I shared yesterday about how I wanted to engage a group of students in a passion-based learning activity that would allow them the freedom and time to research a question that interested them personally. Today we started our research and talked a bit, too, about ways to present our findings through a blog.
I had served as my students’ technology teacher last year, so I am aware of their developing abilities online as digital citizens. Thus, one of my teaching goals for this year was to get my students actively blogging in my classes so that they can share their thinking and assignments. I had already started this process with the high school students, but was waiting for the right opportunity to begin with the middle school students. Well, today was the day to begin!

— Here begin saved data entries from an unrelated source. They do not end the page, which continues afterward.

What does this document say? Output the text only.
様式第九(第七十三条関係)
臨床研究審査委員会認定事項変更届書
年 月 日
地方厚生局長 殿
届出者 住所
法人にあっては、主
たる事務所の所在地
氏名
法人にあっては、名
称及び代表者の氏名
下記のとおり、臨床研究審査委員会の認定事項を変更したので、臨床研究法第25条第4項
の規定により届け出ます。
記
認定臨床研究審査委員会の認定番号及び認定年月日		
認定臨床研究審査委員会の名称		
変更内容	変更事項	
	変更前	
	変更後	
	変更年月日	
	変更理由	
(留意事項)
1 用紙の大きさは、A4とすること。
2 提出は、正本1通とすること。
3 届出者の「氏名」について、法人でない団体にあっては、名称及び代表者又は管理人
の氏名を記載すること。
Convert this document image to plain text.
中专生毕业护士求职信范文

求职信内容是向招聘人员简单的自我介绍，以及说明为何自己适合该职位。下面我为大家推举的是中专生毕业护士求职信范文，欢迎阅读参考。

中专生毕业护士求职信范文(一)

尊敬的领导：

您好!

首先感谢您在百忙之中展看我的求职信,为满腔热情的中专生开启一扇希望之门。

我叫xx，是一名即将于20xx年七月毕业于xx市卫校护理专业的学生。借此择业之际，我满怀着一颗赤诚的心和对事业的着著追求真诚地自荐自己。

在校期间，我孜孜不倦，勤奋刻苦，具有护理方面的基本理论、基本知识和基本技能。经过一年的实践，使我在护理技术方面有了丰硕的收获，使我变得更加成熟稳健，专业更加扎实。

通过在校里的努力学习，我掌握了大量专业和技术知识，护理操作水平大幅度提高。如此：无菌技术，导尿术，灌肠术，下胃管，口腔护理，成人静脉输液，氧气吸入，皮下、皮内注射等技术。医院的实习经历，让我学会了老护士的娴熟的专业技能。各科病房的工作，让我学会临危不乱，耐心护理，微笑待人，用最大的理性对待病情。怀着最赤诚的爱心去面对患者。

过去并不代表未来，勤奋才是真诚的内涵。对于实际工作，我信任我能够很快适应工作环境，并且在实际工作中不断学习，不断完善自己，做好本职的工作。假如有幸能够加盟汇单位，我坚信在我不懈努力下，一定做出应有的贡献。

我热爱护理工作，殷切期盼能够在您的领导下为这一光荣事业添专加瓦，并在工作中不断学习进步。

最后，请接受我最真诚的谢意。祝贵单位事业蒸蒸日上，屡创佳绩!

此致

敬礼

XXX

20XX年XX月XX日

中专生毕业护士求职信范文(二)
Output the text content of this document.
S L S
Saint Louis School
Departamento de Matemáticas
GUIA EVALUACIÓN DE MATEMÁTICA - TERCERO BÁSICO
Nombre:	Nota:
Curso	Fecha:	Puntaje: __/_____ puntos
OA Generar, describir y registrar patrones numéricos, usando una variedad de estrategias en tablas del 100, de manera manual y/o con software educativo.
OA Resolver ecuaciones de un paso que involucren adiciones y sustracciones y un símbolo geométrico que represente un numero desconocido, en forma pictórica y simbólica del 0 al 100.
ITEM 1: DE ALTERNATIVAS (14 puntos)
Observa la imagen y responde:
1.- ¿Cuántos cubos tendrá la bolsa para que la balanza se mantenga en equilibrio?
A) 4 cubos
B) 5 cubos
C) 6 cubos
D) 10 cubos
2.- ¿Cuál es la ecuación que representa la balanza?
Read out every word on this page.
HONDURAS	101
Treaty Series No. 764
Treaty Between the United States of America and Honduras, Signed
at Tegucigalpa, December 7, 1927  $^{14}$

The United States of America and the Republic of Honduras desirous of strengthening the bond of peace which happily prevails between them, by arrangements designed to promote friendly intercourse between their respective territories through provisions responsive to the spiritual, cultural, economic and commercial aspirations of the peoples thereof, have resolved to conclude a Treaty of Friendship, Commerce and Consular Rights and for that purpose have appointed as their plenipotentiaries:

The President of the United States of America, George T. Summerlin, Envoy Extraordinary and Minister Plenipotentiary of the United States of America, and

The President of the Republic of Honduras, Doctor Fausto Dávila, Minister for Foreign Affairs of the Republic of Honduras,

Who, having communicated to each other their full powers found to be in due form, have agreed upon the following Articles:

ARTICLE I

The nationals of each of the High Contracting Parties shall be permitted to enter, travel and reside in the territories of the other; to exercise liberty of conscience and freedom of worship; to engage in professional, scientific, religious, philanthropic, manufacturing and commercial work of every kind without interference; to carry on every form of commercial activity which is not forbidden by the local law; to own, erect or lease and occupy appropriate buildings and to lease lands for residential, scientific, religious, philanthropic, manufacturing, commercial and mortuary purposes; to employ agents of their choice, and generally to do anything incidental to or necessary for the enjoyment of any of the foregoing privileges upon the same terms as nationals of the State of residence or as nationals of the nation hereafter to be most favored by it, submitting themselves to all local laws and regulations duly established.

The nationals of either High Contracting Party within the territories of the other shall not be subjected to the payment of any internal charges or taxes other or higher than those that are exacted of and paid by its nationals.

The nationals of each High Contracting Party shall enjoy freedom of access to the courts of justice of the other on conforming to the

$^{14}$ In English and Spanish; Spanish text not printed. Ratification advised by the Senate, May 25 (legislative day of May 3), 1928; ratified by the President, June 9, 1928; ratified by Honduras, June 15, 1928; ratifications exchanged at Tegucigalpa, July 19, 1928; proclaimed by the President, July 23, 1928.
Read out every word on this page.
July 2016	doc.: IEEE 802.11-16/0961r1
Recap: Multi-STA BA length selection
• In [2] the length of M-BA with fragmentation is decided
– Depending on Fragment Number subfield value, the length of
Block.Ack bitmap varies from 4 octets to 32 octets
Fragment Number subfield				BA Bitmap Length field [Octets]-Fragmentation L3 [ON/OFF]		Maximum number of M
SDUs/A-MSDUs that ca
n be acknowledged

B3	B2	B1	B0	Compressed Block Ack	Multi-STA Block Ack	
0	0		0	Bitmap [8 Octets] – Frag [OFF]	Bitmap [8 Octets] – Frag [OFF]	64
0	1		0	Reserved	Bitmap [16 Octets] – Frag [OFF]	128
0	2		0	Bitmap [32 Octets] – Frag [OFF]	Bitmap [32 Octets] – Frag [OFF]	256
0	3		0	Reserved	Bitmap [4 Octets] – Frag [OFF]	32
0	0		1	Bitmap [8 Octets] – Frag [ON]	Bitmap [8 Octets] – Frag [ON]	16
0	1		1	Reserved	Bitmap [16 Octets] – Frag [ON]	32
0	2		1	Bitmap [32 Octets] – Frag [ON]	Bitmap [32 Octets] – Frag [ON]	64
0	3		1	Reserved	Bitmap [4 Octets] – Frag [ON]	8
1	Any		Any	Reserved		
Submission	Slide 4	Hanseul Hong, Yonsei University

We reviewed the central ideas behind blogging and I then guided the students to open their own student blogs through my school site on Edublogs. I provided some guidance on how to open their site and respond to a first post. (This was actually a great exercise in following directions.) They could also change the appearance of their blog through one of the many themes that were available.
The students took to this activity with great enthusiasm and I was happy to see how eager they were to share their initial posts. My goal for today was to get the students started right away in their blogging and begin researching their question. So, I decided to take a few minutes tomorrow to develop our ideas on commenting a bit more. I would also continue on-going discussions on issues related to digital citizenship. They were clearly engaged in what they were doing.
One opportunity did present itself during the afternoon session together when students started using images they found online as part of their blog’s theme. It was in this moment that we discussed copyright and the use of other people’s work. Was it right to steal an image and claim it as our own or use it without permission? What does it mean to present your work online? I reminded the students of how we worked last year to cite our image sources in PowerPoint presentations, too. This was a great opportunity to teach “in the moment” when there was a real need to understand and apply.